What makes something hard to disrupt won't be intellectual difficulty (e.g. software harder than compliance analyst as a made up example), it will be other bottlenecks like the physical world (energy, material costs, etc), regulation (job isn't entirely about utility/output). etc.
It is not a reality since it has not happen. In the real world it has not happened.
There is no reason to believe that the current rate of progress will continue. Intelligence is not like the weaving machines. A software engineer is not a human calculator.
In my case, I am referring to a deep appreciation of code itself, not any particular piece of code.
The issue with natural language isn’t that it’s impossible to be precise, it’s that most people aren’t, or they are precise about what they want it to do for them, but not what the computer needs to do to make it happen. This leads to a lot of guessing by engineerings as they try to translate the business requirements into code. Now the LLM is doing that guessing, often with less context about the broader business objectives, or an understanding of the people writing those requirements.
No.
Some were concerned that the output of compilers couldn’t match the quality of what could be done by a competent programmer at the time. That was true for a time. Then compilers got better.

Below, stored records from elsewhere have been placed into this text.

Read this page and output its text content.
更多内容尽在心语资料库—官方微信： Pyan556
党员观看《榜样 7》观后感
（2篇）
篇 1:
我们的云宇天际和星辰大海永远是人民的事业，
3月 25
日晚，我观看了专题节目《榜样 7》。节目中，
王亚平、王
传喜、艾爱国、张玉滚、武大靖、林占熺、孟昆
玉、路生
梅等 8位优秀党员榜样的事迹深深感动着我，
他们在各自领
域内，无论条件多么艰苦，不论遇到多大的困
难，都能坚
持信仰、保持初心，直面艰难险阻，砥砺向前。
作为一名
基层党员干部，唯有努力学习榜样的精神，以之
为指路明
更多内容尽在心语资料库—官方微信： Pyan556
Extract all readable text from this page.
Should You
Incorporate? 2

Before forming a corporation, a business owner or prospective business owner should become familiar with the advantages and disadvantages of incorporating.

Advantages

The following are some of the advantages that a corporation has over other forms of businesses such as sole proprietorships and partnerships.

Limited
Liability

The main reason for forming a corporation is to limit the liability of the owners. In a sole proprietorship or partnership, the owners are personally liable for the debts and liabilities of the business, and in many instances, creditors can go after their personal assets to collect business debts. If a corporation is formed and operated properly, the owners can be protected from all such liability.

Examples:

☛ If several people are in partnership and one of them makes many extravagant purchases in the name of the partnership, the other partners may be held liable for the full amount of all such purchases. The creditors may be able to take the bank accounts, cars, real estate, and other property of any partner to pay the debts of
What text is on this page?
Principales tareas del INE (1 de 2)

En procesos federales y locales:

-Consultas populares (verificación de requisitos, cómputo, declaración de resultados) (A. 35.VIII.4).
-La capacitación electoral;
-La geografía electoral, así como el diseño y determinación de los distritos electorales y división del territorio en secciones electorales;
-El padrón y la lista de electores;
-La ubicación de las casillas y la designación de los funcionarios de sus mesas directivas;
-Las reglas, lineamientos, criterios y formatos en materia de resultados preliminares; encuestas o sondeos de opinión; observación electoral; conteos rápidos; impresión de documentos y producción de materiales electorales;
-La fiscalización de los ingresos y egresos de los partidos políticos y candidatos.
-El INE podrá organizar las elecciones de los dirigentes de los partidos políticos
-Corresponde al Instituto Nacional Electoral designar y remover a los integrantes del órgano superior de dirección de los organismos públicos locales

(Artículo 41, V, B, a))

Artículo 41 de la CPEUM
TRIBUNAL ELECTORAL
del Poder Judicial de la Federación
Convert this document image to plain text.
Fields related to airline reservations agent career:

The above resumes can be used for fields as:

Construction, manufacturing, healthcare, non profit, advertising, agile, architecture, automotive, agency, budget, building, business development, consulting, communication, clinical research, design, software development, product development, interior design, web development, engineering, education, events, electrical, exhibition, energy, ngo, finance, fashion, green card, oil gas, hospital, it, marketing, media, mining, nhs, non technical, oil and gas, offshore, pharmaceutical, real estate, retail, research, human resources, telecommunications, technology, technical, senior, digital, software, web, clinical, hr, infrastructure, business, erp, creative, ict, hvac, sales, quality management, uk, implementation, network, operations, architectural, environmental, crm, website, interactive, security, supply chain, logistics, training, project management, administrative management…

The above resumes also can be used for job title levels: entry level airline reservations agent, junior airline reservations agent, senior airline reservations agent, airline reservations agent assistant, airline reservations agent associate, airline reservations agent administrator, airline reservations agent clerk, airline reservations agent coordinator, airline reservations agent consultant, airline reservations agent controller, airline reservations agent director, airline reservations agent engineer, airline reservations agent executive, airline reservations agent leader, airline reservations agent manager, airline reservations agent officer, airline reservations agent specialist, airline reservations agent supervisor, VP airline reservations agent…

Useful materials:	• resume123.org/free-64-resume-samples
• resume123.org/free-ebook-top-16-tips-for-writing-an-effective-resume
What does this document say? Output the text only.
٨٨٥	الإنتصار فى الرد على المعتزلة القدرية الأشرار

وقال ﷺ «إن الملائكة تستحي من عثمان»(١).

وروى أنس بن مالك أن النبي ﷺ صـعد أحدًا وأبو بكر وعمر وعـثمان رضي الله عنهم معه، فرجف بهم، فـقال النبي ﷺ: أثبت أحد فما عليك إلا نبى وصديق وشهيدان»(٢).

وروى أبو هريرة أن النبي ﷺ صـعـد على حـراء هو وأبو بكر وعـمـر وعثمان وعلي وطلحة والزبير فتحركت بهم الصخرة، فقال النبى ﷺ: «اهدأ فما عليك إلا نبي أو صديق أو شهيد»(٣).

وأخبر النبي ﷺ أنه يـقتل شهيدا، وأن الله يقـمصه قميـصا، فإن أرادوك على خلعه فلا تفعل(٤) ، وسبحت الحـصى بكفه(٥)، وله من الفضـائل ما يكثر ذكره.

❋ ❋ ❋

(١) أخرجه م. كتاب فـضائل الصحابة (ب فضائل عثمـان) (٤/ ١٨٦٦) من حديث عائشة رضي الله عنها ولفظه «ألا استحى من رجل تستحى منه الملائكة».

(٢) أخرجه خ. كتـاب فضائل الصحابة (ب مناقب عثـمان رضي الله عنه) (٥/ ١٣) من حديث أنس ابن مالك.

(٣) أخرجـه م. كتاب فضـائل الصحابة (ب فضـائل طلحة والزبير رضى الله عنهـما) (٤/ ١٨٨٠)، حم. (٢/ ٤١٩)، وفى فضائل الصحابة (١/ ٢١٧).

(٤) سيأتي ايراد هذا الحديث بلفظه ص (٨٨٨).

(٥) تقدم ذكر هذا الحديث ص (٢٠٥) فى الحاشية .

Nobody was concerned that compilers were going to be used by capitalists to lay them off and seize the means of producing programs by turning it into property.
Treating LLMs as a scaffolding tool yields better results at least for me personally. I just brain dump what I'm thinking of building and ask for it to give me models, and basic controllers using said models, then I just worry about the views and business logic.
10-20% productivity posts have been happening regularly over the course of my career. They are normally either squandered by inefficient processes or we start building more complex systems.
When Rails was released, for certain types of projects, you could move 3 or 4x faster almost overnight.
This is not entirely sensible, some code touches the physical / compliance world. Airports, airplanes, hospitals, cranes, water systems, military they all use code to different degrees. It's true that they can perhaps afford to run experiments over landing pages, but I don't think they can simply disrupt their workers and clients on a regular basis.
Also note unlike say for physical domains where it's expensive to "tear down" until you commit and deploy (i.e. while the code is being worked on) you can try/iterate/refine via your IDE, shell, whatever. Its just text files after all; in the end you are accountable for the final verification step before it is published. I never said we don't need a verification step; or a gate before it goes to production systems. I'm saying its easier to throw away "hallucinations" that don't work and you can work around gaps in the model with iterations/retries/multiple versions until the user is happy with it.
Conversely I couldn't have an AI build a house, I don't like it, it demolishes it and builds a slightly different one, etc etc until I say "I'm happy with this product, please proceed". The sheer amount of resource waste and time spent in doing so would be enormous. I can simulate, generate plans, etc maybe with AI but nothing beats seeing the "physical thing" for some products especially when there isn't the budget/resources to "retry/change".
TL;DR the greater the cost of iteration/failure; the less likely you can use iteration to cover up gaps in your statistical model (i.e. tail risks are more likely to bite/harder to mitigate).